Mekanika Tubuh untuk Tenaga Kesehatan agar perawat menghindari adanya


cedera menurut (Perry,2005):

- Ketika merencanakan untuk memindahkan klien, atur untuk bantuan


yang adekuat. Gunakan alat bantu mekanik jika bantuan tidak
mencukupi. Bisa dilakukan oleh dua orang tenaga kesehatan untuk
mengangkat secara bersama-sama agar membagi beban kerja menjadi
50%
- Dorong klien untuk membantu sebanyak mungkin. Karena hal ini
mendukung kemampuan dan kekuatan klien dengan meminimalkan
beban kerja.

- Jaga punggung, leher, pelvis, dan kaki lurus. Cegah terpelintir. Hal ini
untuk mengurangi risiko cedera pada vertebra lumbal dan kelompok
otot (Owen dan Garg, 1991). Terpelintir meningkatkan risiko cedera.

- Fleksikan lutut; buat kaki tetap lebar karena dasar yang luas
meningkatkan kestabilan.

- Dekatkan tubuh tenaga kesehatan dengan klien (atau objek yang


diangkat). Untuk meminimalkan gaya. Pengangkatan 5 kg pada
setinggi pinggang sama dengan 50 kg pada setinggi lengan.

- Gunakan lengan dan tungkai (bukan punggung)karena otot tungkai


lebih kuat, makin besar otot makin besar kemampuan kerja tanpa
cedera.

- Tarik klien ke arah penariknya menggunakan seprai yang dapat ditarik


karena menarik membutuhkan lebih sedikit tenaga daripada
mengangkat. Seprai yang dapat ditarik meminimalkan gaya gesek,
yang dapat merusak kulit klien.

- Rapatkan otot abdomen dan gluteal untuk persiapan bergerak.
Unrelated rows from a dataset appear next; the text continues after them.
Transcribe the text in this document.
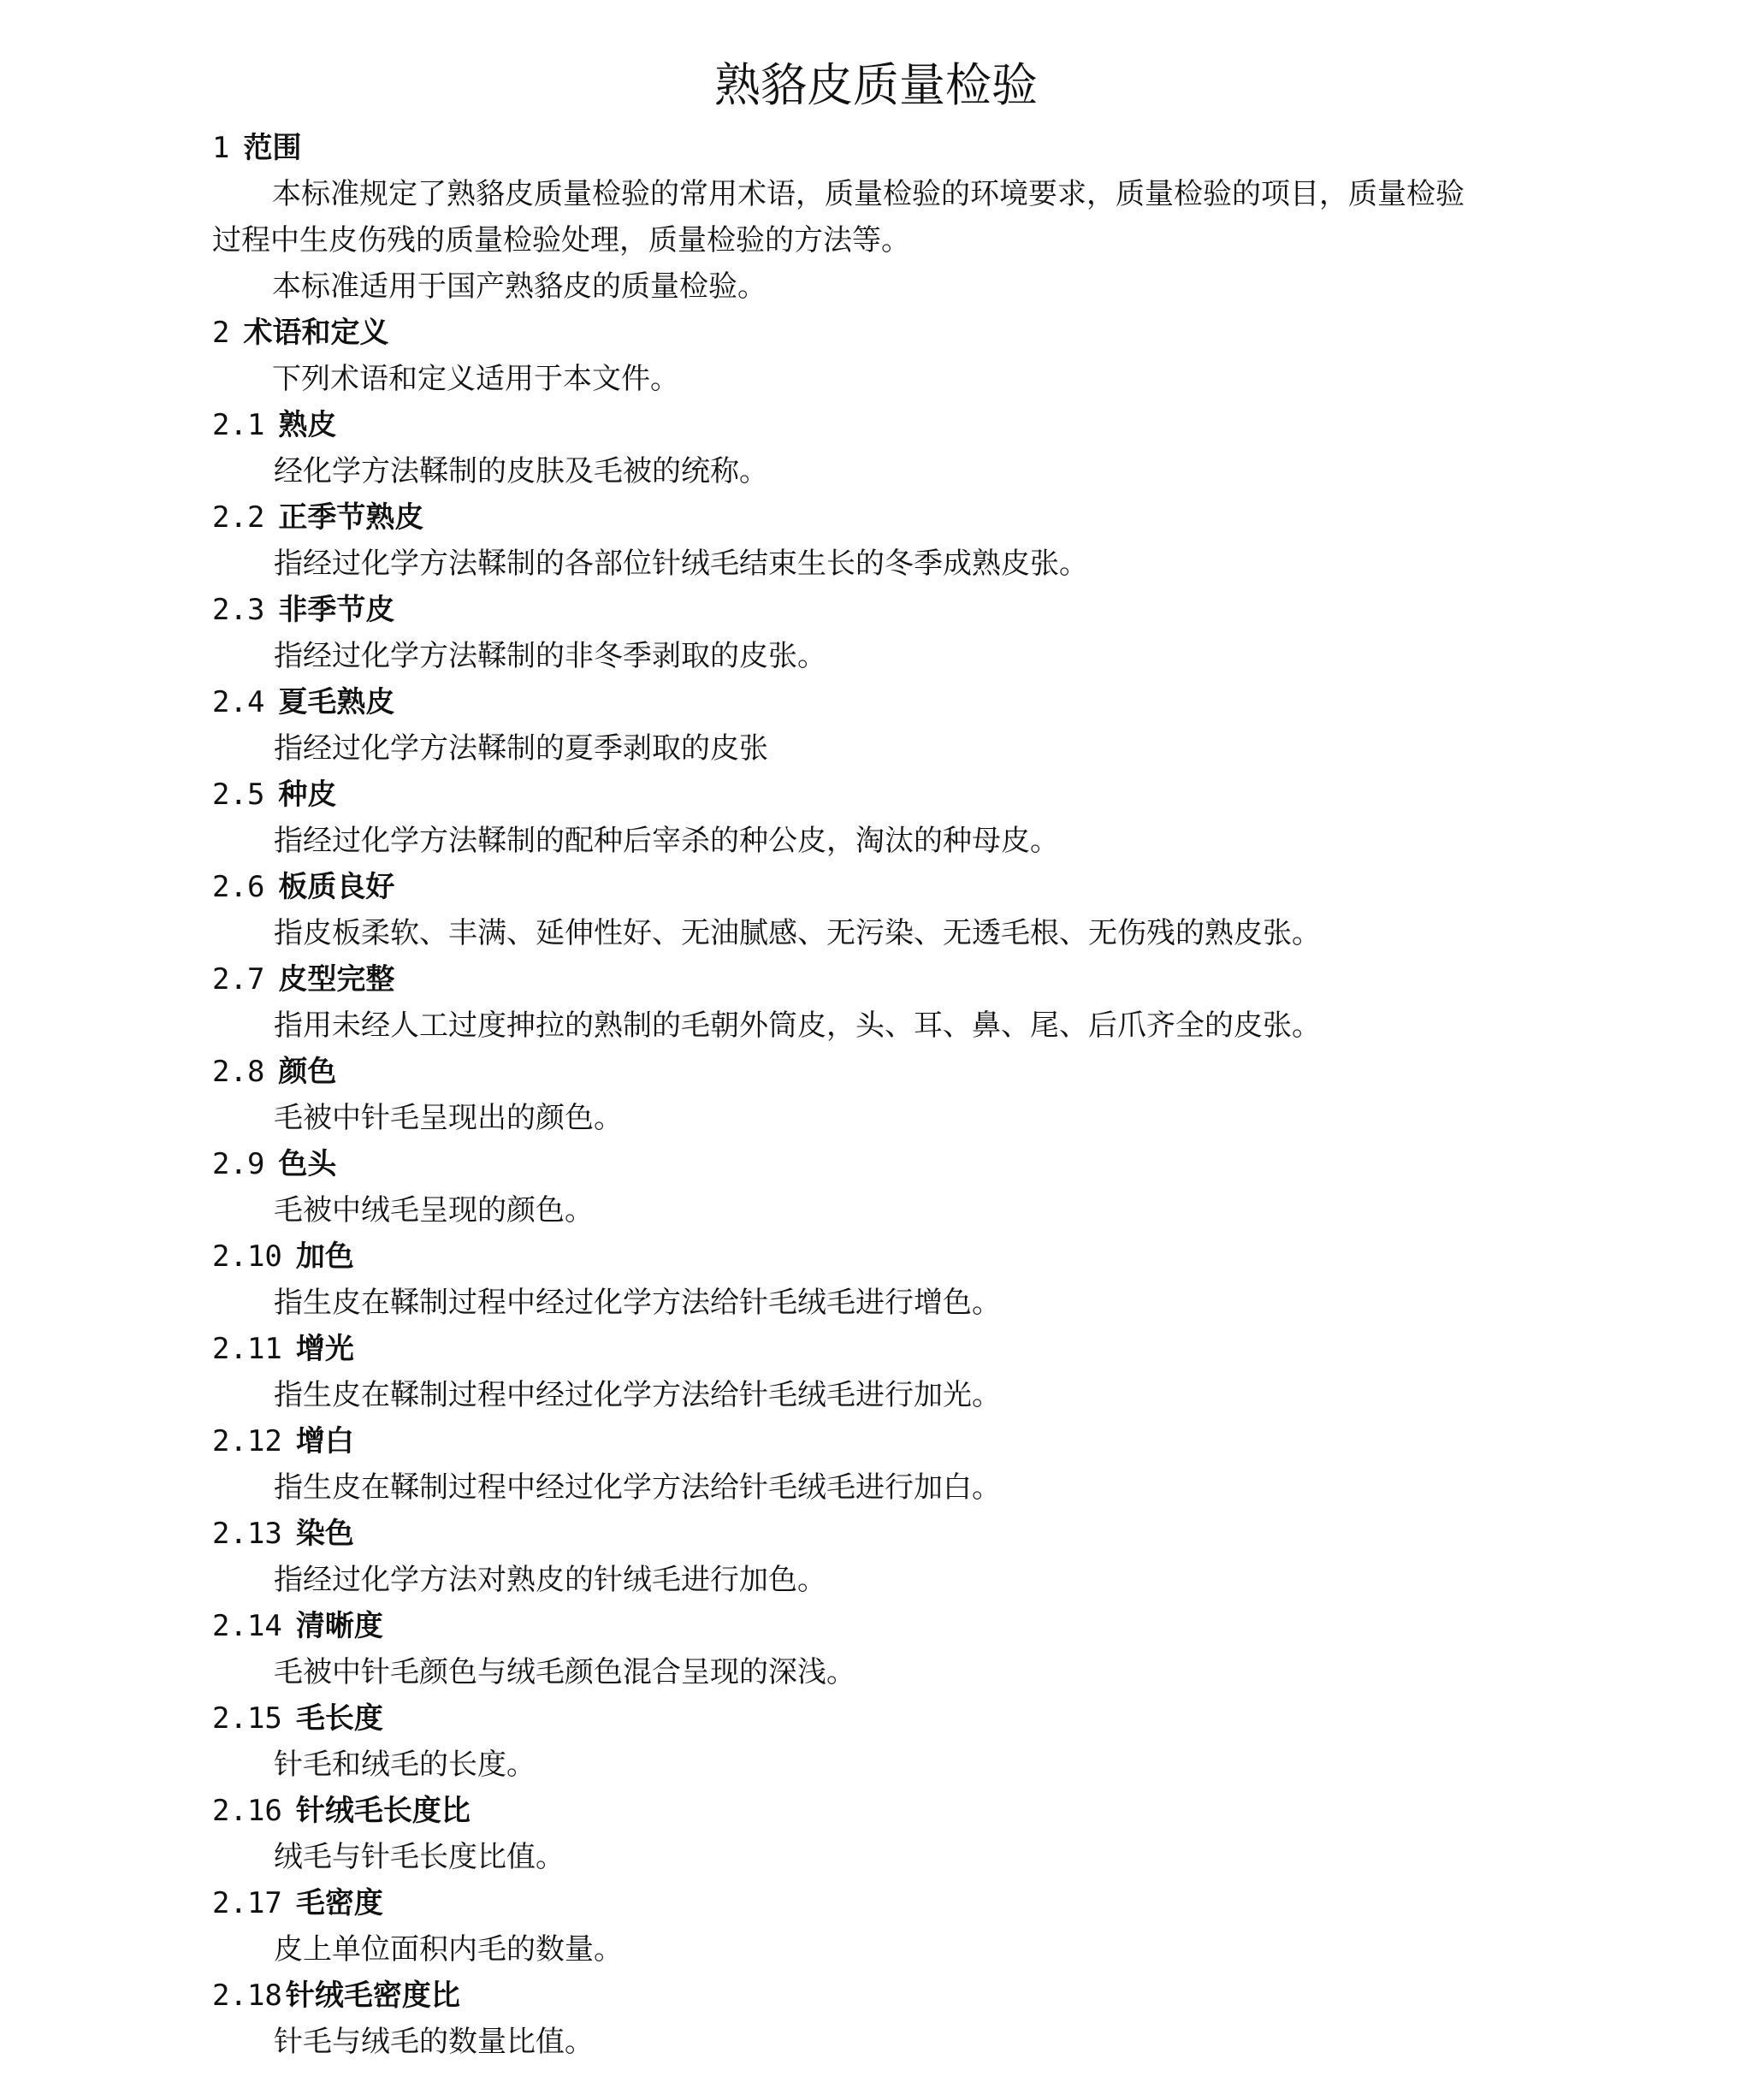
熟貉皮质量检验
1 范围
本标准规定了熟貉皮质量检验的常用术语，质量检验的环境要求，质量检验的项目，质量检验
过程中生皮伤残的质量检验处理，质量检验的方法等。
本标准适用于国产熟貉皮的质量检验。
2 术语和定义
下列术语和定义适用于本文件。
2.1 熟皮
经化学方法鞣制的皮肤及毛被的统称。
2.2 正季节熟皮
指经过化学方法鞣制的各部位针绒毛结束生长的冬季成熟皮张。
2.3 非季节皮
指经过化学方法鞣制的非冬季剥取的皮张。
2.4 夏毛熟皮
指经过化学方法鞣制的夏季剥取的皮张
2.5 种皮
指经过化学方法鞣制的配种后宰杀的种公皮，淘汰的种母皮。
2.6 板质良好
指皮板柔软、丰满、延伸性好、无油腻感、无污染、无透毛根、无伤残的熟皮张。
2.7 皮型完整
指用未经人工过度抻拉的熟制的毛朝外筒皮，头、耳、鼻、尾、后爪齐全的皮张。
2.8 颜色
毛被中针毛呈现出的颜色。
2.9 色头
毛被中绒毛呈现的颜色。
2.10 加色
指生皮在鞣制过程中经过化学方法给针毛绒毛进行增色。
2.11 增光
指生皮在鞣制过程中经过化学方法给针毛绒毛进行加光。
2.12 增白
指生皮在鞣制过程中经过化学方法给针毛绒毛进行加白。
2.13 染色
指经过化学方法对熟皮的针绒毛进行加色。
2.14 清晰度
毛被中针毛颜色与绒毛颜色混合呈现的深浅。
2.15 毛长度
针毛和绒毛的长度。
2.16 针绒毛长度比
绒毛与针毛长度比值。
2.17 毛密度
皮上单位面积内毛的数量。
2.18 针绒毛密度比
针毛与绒毛的数量比值。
Mempersiapkan otot serentak akan meminimalkan usaha mengangkat
beban.

- Seseorang dengan beban yang sangat berat diangkat bersama dengan


dipimpin seseorang dengan menghitung sampai tiga. Mengangkat
secara serentak akan meminimalkan beban untuk beberapa orang
pengangkat.

3. Saran untuk istirahat tidur

1) Pergunakan waktu istirahat siang, atau istirahat singkat untuk mensuplai


waktu tidur.
2) Sebelum tidur lakukan gerakan peregangan, untuk membantu cepat tidur.
Tetapi sebelum tidur tidak boleh melakukan olah raga berat.

3) Kegiatan sebelum tidur hendaknya diusahakan penuh kehangatan jangan


membuat emosi terlalu tinggi.

4) Dalam hal makanan hendaknya normal, teratur, seimbang sebagai patokan,


sebelum tidur hindari konsumsi makanan berlebihan, minum kopi, teh,
nikotin dan makanan merangsang lainnya. Apabila lembur malam, makan
malam boleh ditambah, tetapi sebelum selesai kerja harus menghindari
produk penambah energi dan sebelum tidur jangan makan terlalu kenyang
atau mengkonsumsi makanan berlemak tinggi..

4. Hal lain yang perlu diperhatikan

1) Merawat pasien dibatasi untuk satu pasien saja, batasan ruang gerak hanya
di satu kamar pasien saja, tidak dibenarkan bergerak di berbagai bagian
rumah sakit.

2)Boleh mendapat suntikan vaksinasi untuk memperkecil kemungkinan


penularan, seperti vaksinasi untuk hepatitis B, TBC, flu dan lain-lain

3) Memahami perawatan pasien, atau kondisi penyakit menular pasien satu


ruangan, untuk mengambil langkah perlindungan diri sendiri yang memadai.

4) Memelihara kebiasaan berolah raga teratur, mempergunakan waktu luang


perawatan untuk mengerakkan seluruh otot dan tulang tubuh.

5) Secara aktif mengikuti program pendidikan dan pelatihan yang


bersangkutan.

6) Setiap tahun melakukan pemeriksaan kesehatan berkala.